Figura supplementare S1: Caratterizzazione dell'anticorpo policlonale anti-ZO-1 in monostrati derivati da colonoidi canini e su dispositivi Gut-on-a-Chip. (A) Colorazione in immunofluorescenza di ZO-1 in giallo con F-actina in rosso e loro immagine di sovrapposizione. Barra della scala = 25 μm. (B) La visualizzazione in immunofluorescenza di ZO-1 in giallo in "Leaky Gut Chips" è stata condotta in varie condizioni, tra cui la stimolazione con batteri probiotici (LGG + citochine o VSL#3 + citochine) e controlli privi di germi senza stimolazione probiotica (citochine). Barra graduata = 50 μm. Questa figura è riprodotta da Min et al.23. Fare clic qui per scaricare il file.

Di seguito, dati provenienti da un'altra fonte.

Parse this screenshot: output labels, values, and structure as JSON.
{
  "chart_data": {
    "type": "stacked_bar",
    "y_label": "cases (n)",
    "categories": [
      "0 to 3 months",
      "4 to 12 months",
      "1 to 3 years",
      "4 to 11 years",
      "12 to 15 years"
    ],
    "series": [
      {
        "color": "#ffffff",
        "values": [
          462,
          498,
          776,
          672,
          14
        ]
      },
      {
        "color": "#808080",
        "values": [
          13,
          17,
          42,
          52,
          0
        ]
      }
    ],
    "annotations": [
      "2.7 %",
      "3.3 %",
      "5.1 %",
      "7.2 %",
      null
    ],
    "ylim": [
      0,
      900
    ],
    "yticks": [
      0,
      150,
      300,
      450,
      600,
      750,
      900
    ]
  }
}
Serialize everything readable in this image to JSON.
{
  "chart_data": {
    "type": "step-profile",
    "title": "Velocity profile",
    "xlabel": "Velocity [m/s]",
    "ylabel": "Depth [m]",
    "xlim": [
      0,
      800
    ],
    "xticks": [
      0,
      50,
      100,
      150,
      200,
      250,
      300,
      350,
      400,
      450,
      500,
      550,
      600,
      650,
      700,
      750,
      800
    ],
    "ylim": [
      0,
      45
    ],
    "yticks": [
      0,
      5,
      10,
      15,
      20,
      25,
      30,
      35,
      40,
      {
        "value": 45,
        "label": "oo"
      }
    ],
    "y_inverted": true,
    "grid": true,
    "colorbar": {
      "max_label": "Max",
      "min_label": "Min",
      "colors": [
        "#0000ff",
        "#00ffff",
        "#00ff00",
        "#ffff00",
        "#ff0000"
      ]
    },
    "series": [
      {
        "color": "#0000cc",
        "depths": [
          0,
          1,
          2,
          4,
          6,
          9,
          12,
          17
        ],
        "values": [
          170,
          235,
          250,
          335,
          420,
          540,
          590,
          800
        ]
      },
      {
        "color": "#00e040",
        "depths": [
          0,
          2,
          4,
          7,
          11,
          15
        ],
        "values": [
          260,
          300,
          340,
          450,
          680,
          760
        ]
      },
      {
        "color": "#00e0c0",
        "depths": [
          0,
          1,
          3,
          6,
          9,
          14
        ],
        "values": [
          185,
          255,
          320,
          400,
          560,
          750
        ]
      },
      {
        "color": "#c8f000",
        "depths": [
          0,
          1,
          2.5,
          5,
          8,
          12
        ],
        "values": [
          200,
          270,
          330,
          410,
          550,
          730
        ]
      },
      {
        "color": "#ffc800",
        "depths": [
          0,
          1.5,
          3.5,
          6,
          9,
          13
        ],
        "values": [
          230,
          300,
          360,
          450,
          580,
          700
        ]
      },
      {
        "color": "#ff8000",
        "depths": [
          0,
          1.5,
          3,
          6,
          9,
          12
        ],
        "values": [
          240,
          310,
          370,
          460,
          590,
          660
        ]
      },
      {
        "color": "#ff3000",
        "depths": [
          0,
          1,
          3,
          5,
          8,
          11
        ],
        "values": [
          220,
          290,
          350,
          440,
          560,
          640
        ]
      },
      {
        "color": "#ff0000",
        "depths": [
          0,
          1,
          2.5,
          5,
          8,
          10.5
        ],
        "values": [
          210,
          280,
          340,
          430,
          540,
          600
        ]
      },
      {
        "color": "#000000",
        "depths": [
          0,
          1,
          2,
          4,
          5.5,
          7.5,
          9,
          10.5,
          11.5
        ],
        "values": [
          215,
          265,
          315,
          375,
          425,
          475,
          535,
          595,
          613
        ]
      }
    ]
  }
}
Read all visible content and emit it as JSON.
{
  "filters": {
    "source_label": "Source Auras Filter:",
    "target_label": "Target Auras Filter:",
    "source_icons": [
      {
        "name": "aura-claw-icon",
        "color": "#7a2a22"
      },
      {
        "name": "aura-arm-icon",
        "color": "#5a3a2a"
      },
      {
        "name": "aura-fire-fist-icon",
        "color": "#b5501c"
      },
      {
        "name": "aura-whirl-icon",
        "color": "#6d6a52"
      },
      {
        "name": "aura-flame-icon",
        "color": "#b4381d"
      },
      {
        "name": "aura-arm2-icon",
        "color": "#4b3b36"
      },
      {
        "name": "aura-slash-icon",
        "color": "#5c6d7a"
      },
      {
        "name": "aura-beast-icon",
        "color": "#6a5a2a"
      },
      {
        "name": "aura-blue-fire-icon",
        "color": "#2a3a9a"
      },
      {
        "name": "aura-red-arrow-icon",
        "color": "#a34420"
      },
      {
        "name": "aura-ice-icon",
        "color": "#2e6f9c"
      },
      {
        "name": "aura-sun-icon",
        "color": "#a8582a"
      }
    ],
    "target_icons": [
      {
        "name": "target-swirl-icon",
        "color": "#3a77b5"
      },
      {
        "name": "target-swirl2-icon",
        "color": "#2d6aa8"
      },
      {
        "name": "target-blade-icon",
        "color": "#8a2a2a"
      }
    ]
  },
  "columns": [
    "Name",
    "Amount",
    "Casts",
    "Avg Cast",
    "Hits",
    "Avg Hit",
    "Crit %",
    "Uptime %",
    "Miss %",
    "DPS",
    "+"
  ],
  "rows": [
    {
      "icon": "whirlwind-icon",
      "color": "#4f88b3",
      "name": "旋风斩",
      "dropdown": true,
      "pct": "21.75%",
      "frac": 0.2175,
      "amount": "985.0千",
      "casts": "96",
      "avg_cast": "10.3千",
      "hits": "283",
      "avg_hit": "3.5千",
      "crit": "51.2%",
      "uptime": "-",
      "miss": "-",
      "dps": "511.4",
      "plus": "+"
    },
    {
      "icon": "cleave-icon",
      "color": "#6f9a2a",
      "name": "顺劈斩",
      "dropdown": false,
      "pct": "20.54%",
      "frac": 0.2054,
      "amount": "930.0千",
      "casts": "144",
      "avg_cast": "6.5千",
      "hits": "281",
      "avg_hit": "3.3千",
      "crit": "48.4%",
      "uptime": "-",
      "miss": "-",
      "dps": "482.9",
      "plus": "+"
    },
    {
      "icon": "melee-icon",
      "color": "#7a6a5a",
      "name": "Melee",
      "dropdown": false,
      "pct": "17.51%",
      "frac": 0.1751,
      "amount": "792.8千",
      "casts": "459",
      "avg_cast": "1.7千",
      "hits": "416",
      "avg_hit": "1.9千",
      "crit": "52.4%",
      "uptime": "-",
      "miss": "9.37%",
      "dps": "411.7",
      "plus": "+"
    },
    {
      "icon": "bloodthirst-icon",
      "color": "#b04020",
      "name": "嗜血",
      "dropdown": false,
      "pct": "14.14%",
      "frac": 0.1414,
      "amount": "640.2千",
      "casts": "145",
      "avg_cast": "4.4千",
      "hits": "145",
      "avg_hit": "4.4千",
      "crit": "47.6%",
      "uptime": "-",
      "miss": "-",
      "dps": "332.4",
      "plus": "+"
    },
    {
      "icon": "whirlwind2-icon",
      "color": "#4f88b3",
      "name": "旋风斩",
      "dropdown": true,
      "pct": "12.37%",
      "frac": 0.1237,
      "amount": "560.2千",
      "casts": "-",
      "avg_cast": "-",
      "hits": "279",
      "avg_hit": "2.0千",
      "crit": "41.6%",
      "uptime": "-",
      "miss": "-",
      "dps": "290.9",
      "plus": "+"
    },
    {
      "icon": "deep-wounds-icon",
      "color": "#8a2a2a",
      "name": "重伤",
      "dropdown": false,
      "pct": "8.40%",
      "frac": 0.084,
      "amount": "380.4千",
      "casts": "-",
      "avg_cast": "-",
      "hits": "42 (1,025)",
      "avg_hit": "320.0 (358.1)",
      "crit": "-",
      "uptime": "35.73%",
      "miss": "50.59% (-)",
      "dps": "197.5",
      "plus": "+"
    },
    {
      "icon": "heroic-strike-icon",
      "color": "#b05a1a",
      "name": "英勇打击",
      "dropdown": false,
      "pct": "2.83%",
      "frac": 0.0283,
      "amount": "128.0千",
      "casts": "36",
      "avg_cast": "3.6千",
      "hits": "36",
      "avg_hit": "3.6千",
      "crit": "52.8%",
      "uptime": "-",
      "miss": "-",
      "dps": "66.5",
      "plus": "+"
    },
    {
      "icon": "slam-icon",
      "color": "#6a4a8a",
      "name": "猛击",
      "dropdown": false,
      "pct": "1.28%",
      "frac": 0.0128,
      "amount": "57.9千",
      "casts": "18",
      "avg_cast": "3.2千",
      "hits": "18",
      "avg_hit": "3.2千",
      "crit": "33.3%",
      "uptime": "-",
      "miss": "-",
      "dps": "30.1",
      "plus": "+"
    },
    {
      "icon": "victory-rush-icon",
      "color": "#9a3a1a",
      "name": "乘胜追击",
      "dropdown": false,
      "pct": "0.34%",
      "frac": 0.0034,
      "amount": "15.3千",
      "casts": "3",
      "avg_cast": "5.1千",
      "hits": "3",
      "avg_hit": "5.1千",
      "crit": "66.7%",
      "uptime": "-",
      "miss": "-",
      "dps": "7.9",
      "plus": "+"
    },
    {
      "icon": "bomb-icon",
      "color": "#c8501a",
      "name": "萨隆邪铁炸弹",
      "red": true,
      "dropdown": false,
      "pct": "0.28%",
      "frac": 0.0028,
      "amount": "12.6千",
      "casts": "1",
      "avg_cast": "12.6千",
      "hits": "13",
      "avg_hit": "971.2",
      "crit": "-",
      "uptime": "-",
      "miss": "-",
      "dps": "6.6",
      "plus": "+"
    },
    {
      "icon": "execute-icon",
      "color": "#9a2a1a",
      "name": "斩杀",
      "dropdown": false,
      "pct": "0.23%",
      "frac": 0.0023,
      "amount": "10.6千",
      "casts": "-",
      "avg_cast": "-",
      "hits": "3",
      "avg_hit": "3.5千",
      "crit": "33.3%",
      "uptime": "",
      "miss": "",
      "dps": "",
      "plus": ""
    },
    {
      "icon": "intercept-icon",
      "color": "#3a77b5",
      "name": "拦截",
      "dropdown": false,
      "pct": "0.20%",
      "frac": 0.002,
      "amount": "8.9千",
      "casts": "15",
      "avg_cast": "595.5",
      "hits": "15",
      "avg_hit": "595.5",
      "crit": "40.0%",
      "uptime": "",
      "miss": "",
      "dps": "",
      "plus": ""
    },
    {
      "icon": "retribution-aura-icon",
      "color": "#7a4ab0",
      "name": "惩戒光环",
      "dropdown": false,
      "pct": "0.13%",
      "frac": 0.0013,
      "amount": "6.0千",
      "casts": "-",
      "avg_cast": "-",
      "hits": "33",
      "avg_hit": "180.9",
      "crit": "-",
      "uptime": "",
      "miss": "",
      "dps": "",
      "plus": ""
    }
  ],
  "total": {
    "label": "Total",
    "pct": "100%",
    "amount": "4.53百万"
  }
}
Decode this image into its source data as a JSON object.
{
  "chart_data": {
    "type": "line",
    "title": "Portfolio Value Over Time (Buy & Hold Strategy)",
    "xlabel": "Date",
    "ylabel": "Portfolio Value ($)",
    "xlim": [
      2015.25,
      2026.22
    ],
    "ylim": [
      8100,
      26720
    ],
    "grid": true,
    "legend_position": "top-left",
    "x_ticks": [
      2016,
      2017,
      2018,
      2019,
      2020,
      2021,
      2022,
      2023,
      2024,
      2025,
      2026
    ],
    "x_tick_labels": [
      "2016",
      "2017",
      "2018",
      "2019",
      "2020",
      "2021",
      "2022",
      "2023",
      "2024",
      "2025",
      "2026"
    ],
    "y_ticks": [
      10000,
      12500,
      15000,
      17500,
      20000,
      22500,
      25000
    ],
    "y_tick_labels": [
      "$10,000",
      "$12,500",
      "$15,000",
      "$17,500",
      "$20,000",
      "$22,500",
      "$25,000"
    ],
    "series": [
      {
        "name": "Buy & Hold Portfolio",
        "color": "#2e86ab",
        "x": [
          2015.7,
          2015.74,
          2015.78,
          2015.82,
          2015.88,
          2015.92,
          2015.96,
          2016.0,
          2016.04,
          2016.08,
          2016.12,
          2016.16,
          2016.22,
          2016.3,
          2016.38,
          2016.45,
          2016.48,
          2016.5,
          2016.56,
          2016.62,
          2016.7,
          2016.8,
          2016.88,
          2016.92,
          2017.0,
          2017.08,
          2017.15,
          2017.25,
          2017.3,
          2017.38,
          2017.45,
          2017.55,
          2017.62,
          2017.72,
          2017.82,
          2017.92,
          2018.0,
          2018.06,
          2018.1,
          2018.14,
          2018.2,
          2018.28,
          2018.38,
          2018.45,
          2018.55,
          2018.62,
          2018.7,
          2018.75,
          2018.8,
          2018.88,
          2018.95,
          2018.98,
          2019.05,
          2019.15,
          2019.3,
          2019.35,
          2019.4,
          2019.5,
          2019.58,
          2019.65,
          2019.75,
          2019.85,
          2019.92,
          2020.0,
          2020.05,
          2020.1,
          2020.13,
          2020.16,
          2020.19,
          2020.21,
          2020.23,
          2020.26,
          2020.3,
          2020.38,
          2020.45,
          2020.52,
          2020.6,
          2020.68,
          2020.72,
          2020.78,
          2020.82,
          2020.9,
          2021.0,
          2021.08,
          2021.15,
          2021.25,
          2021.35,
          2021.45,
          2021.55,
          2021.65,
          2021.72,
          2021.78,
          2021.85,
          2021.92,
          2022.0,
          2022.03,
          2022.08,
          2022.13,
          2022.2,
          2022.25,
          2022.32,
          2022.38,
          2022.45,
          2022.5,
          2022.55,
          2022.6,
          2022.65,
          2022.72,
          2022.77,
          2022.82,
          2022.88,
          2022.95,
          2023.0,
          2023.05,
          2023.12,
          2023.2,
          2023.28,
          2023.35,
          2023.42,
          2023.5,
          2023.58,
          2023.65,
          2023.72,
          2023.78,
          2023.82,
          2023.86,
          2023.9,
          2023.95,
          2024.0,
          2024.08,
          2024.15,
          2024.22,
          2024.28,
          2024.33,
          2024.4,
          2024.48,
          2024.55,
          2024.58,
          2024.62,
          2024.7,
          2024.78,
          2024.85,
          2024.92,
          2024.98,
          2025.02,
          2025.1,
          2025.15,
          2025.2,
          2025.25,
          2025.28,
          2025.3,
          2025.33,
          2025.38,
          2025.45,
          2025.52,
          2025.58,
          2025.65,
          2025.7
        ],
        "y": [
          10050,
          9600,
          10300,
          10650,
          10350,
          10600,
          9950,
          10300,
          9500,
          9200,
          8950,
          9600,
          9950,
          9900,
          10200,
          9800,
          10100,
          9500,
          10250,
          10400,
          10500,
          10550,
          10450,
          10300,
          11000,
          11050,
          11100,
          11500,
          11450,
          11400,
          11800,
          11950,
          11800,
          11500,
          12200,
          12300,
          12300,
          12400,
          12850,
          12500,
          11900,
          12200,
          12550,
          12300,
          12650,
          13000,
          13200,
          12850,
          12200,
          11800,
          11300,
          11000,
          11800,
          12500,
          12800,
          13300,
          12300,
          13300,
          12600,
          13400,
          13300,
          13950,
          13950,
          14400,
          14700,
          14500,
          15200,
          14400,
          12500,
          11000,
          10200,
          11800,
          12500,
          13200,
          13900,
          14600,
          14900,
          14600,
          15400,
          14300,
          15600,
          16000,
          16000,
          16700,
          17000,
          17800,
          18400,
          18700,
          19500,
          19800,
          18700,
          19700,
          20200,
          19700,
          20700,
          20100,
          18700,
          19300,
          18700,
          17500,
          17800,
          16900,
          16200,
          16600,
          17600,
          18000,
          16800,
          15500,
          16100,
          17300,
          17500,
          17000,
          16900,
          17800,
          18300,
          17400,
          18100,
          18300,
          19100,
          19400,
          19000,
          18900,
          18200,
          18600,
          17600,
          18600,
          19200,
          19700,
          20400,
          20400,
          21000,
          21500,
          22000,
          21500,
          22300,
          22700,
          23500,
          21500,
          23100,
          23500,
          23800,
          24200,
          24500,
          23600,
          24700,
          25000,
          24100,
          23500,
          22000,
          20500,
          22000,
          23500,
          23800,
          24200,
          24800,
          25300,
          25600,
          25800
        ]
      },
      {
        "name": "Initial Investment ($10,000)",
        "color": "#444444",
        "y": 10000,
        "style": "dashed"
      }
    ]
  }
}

Tabella supplementare S1: Sintesi delle informazioni sui donatori di tessuti. Una tabella riassuntiva dell'età, del sesso, della razza, della valutazione istopatologica e del punteggio dell'indice di attività IBD canina (CIBDAI) dei donatori. Il CIBDAI è un sistema di punteggio numerico utilizzato per dedurre la gravità clinica nell'IBD33 canina. Fare clic qui per scaricare il file.

Discussion

Questo studio segna la dimostrazione pionieristica della compatibilità degli organoidi intestinali canini con lo sviluppo di un modello Gut-on-a-Chip IBD canino. L'integrazione di organoidi intestinali e colture monostrato derivate da organoidi in un sistema microfluidico (i.e., sistema Gut-on-a-Chip) ha ulteriormente evoluto la tecnologia, consentendo la creazione di modelli intestinali in vitro che imitano da vicino le dinamiche fisiologiche e sono più rappresentativi delle condizioni biologiche. In particolare, poiché ci sono pochissime segnalazioni di colture Gut-on-a-Chip che utilizzano organoidi derivati da IBD negli esseri umani, l'attuale studio che utilizza Gut-on-a-Chip derivato da IBD canine può fornire approfondimenti principali nello studio delle IBD negli esseri umani.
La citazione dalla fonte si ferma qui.